TV Niue
- Country: Niue
- Broadcast area: New Zealand
- Headquarters: Alofi, Niue

Programming
- Picture format: 1080i (HDTV)

Ownership
- Owner: Broadcasting Corporation of Niue

History
- Launched: October 1988; 37 years ago

Links
- Website: https://www.tvniue.com

= TV Niue =

Niuean television channel

TV Niue is a Niuean television channel owned by the Broadcasting Corporation of Niue. The station was created in 1988 following BCN's takeover of the one-channel Bliss Cablevision cable network that existed for two years and was, in its early years, one of the world's smallest television stations in terms of number of staff. TV Niue is available free-to-air on an otherwise mostly-encrypted terrestrial television service.

==History==
In 1971, as profiled in Pacific Islands Monthly, Niue had only one television set, and the owner could receive signals coming from Hawaii and American Samoa.

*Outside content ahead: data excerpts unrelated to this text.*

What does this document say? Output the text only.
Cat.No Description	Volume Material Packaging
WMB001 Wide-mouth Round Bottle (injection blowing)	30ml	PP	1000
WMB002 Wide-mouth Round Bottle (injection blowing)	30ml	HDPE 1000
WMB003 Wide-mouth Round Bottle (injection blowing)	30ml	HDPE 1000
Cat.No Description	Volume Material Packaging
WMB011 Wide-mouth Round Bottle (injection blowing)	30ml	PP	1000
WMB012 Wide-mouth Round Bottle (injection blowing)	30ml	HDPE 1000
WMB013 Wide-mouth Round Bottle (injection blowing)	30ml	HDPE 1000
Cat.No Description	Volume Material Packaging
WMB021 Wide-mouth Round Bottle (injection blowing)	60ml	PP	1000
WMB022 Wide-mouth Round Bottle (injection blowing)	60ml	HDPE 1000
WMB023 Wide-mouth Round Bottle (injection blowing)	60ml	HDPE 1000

The first attempt at bringing a television service to Niue emerged in 1986, when John Bliss from the U.S. state of Nevada obtained permission from the government to install a cable network fed to each village from a terrestrial antenna located in the capital, Alofi. The subscription service charged an installation fee of NZ$50 for the decoder and NZ$5 for a monthly subscription. Content was relayed from satellite, with relays from the Armed Forces Radio and Television Service relayed off Intelsat as well as pre-taped black-and-white U.S. movies from The Nostalgia Channel. The system used NTSC for recording and PAL for transmission. The service was provided by Bliss Cablevision, which over the course of three years had extended its coverage across the island. The new service broadcast on channel 6.

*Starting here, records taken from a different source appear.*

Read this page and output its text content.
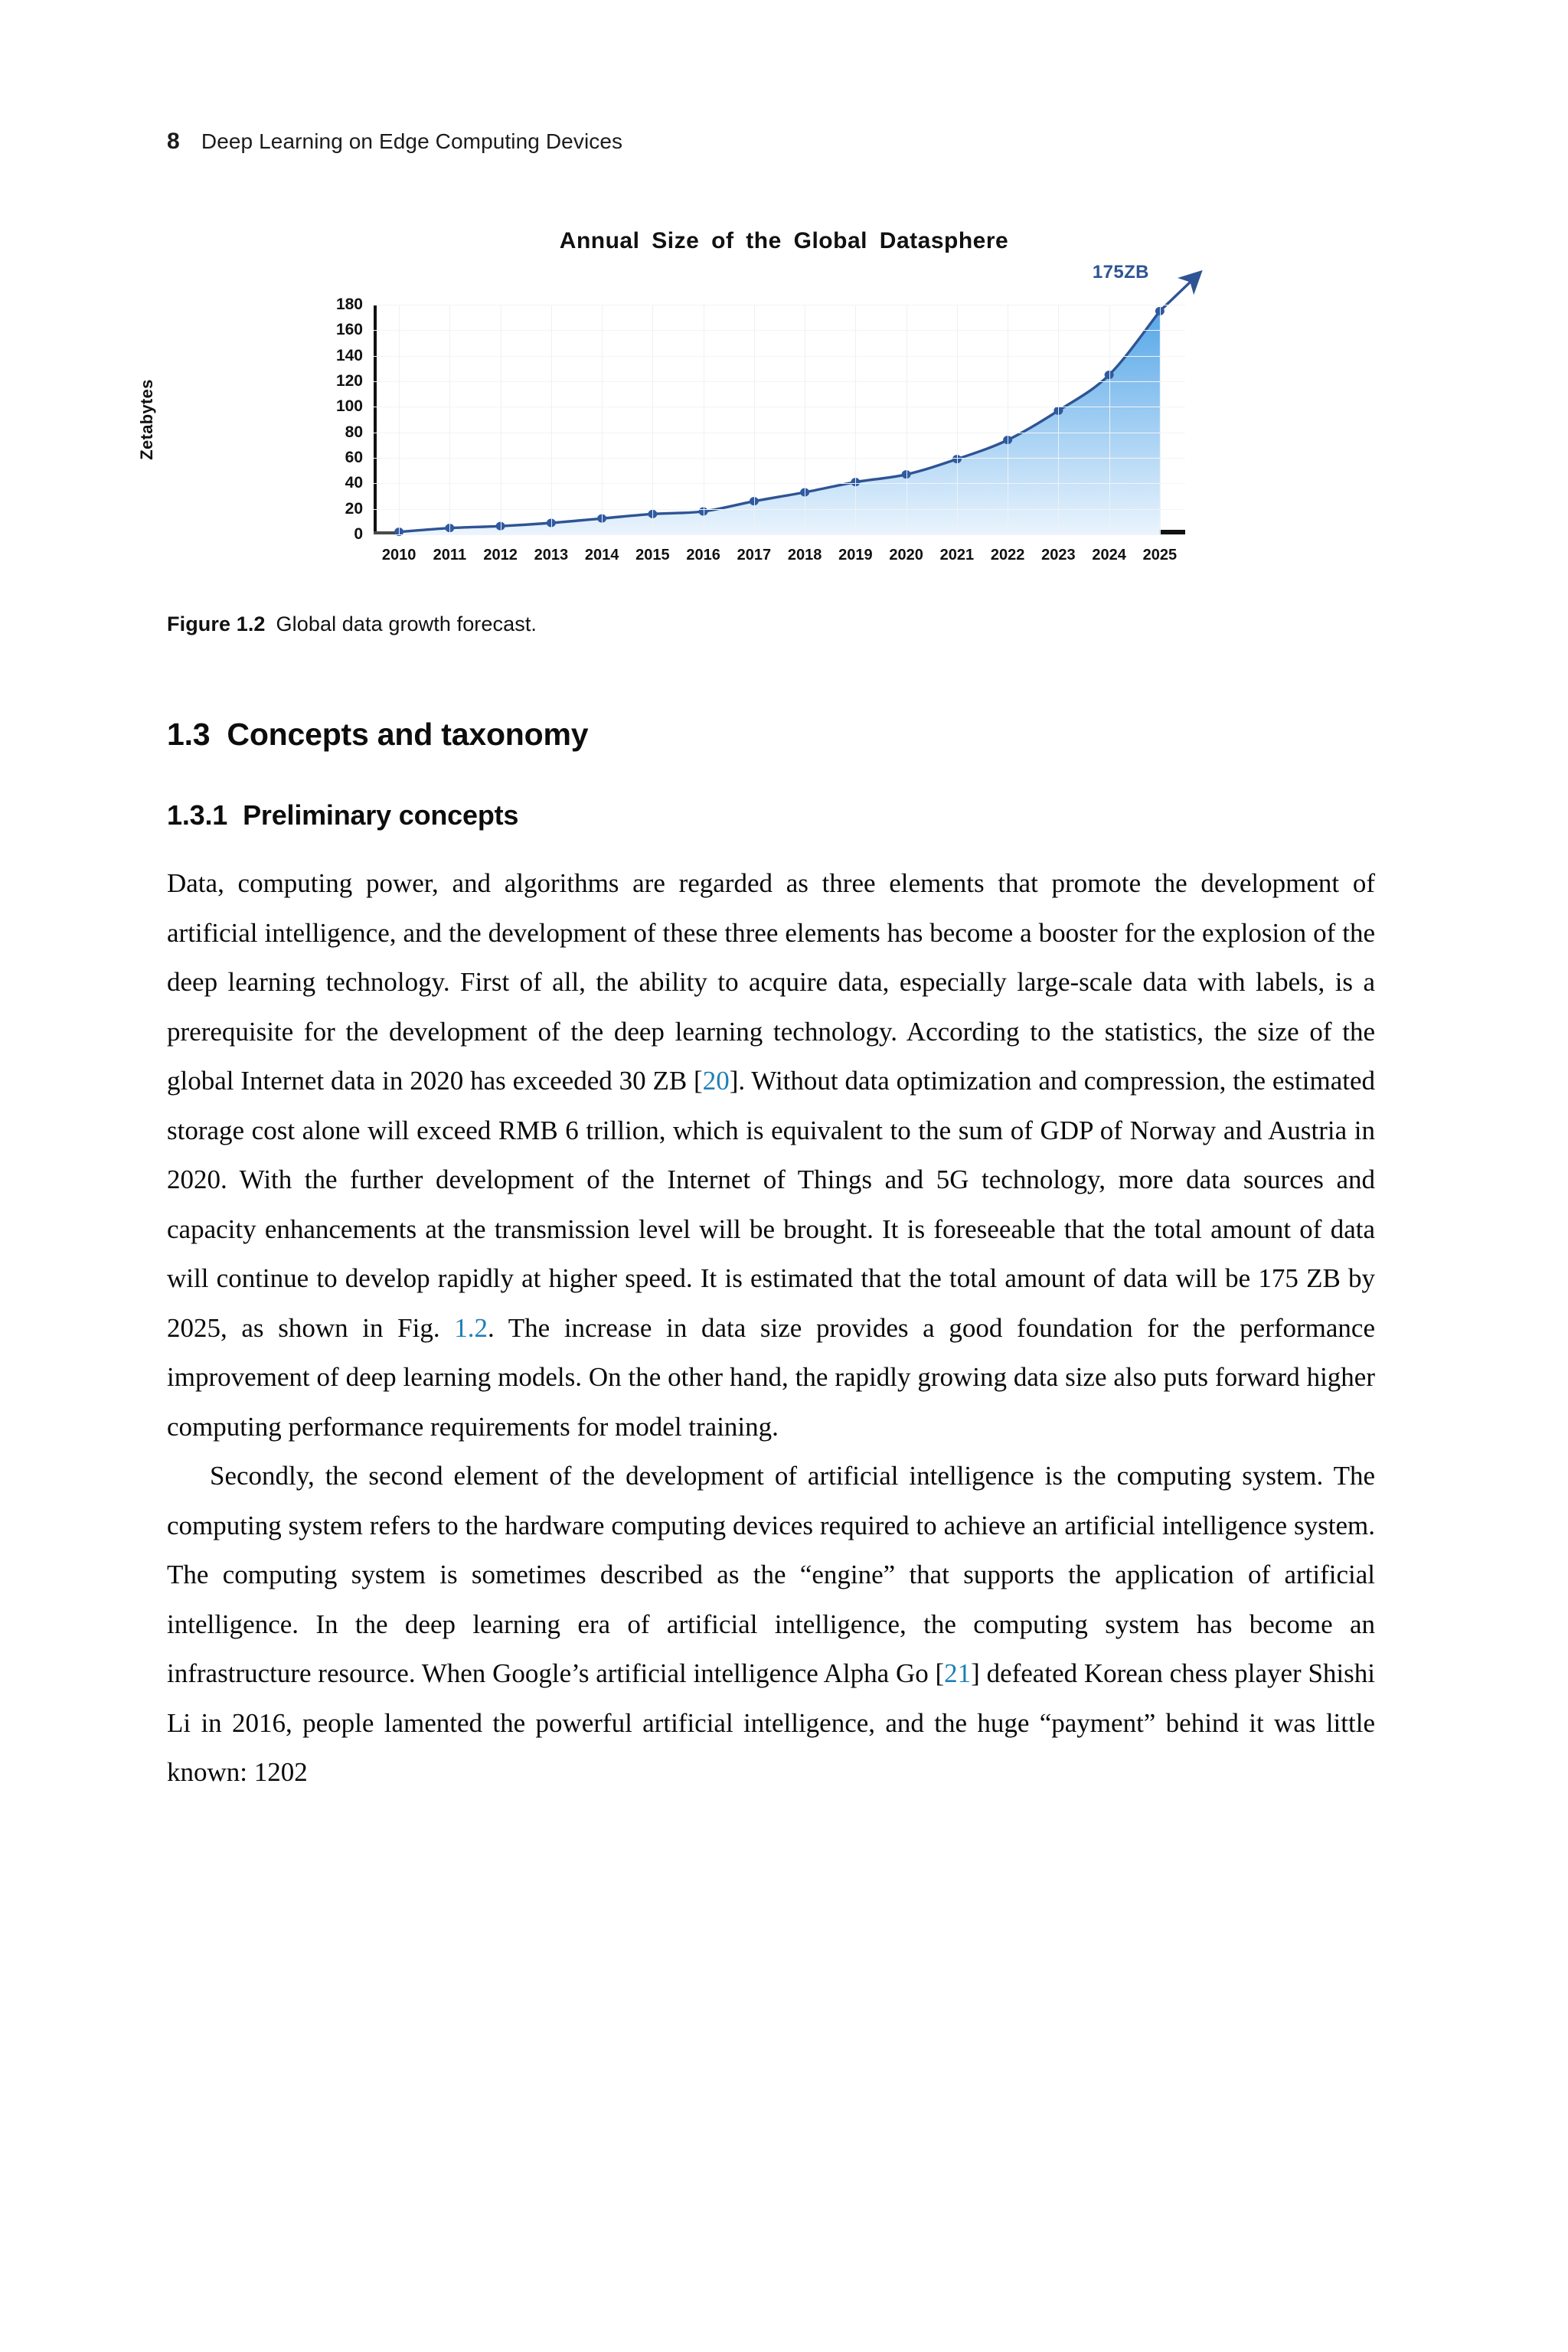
8 Deep Learning on Edge Computing Devices
Annual Size of the Global Datasphere
Zetabytes
0
20
40
60
80
100
120
140
160
180
2010 2011 2012 2013 2014 2015 2016 2017 2018 2019 2020 2021 2022 2023 2024 2025
175ZB
Figure 1.2 Global data growth forecast.
1.3 Concepts and taxonomy
1.3.1 Preliminary concepts

Data, computing power, and algorithms are regarded as three elements that promote the development of artificial intelligence, and the development of these three elements has become a booster for the explosion of the deep learning technology. First of all, the ability to acquire data, especially large-scale data with labels, is a prerequisite for the development of the deep learning technology. According to the statistics, the size of the global Internet data in 2020 has exceeded 30 ZB [20]. Without data optimization and compression, the estimated storage cost alone will exceed RMB 6 trillion, which is equivalent to the sum of GDP of Norway and Austria in 2020. With the further development of the Internet of Things and 5G technology, more data sources and capacity enhancements at the transmission level will be brought. It is foreseeable that the total amount of data will continue to develop rapidly at higher speed. It is estimated that the total amount of data will be 175 ZB by 2025, as shown in Fig. 1.2. The increase in data size provides a good foundation for the performance improvement of deep learning models. On the other hand, the rapidly growing data size also puts forward higher computing performance requirements for model training.

Secondly, the second element of the development of artificial intelligence is the computing system. The computing system refers to the hardware computing devices required to achieve an artificial intelligence system. The computing system is sometimes described as the “engine” that supports the application of artificial intelligence. In the deep learning era of artificial intelligence, the computing system has become an infrastructure resource. When Google’s artificial intelligence Alpha Go [21] defeated Korean chess player Shishi Li in 2016, people lamented the powerful artificial intelligence, and the huge “payment” behind it was little known: 1202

When the underground cable near Lakepa was near completion, the company was discontinued and its assets were taken over by the government, who with assistance from TVNZ (Television New Zealand), replaced it with a terrestrial service. The service was owned by the newly created BCN. Broadcasts started in October 1988. By October 1989, TV Niue only had four programming staff and one employee. TVNZ's technicians had left the channel in its early weeks, while others were sent to New Zealand or Fiji for technical training. The station had two news bulletins in English, but had plans to introduce programs in Niuean later. The service in Niue was viewed by TVNZ as a prototype for other services in the region, at a time when its service to the Pacific was in its initial stages.

In the early 2000s, Shona Pitt, current owner of Cook Islands Television, was the owner of the station.

Presently BCN is responsible for a digital multiplex network of several relayed channels alongside the local service. Three new channels from Discovery Communications (the present Warner Bros. Discovery) were added in October 2019.

==Programming==
In its early years, TV Niue received its programming from TVNZ's Pacific Service, who supplied the station with videotapes on a weekly basis. One Network News and sporting events were rebroadcast by satellite.

The channel produces news bulletins in both English and Niuean languages.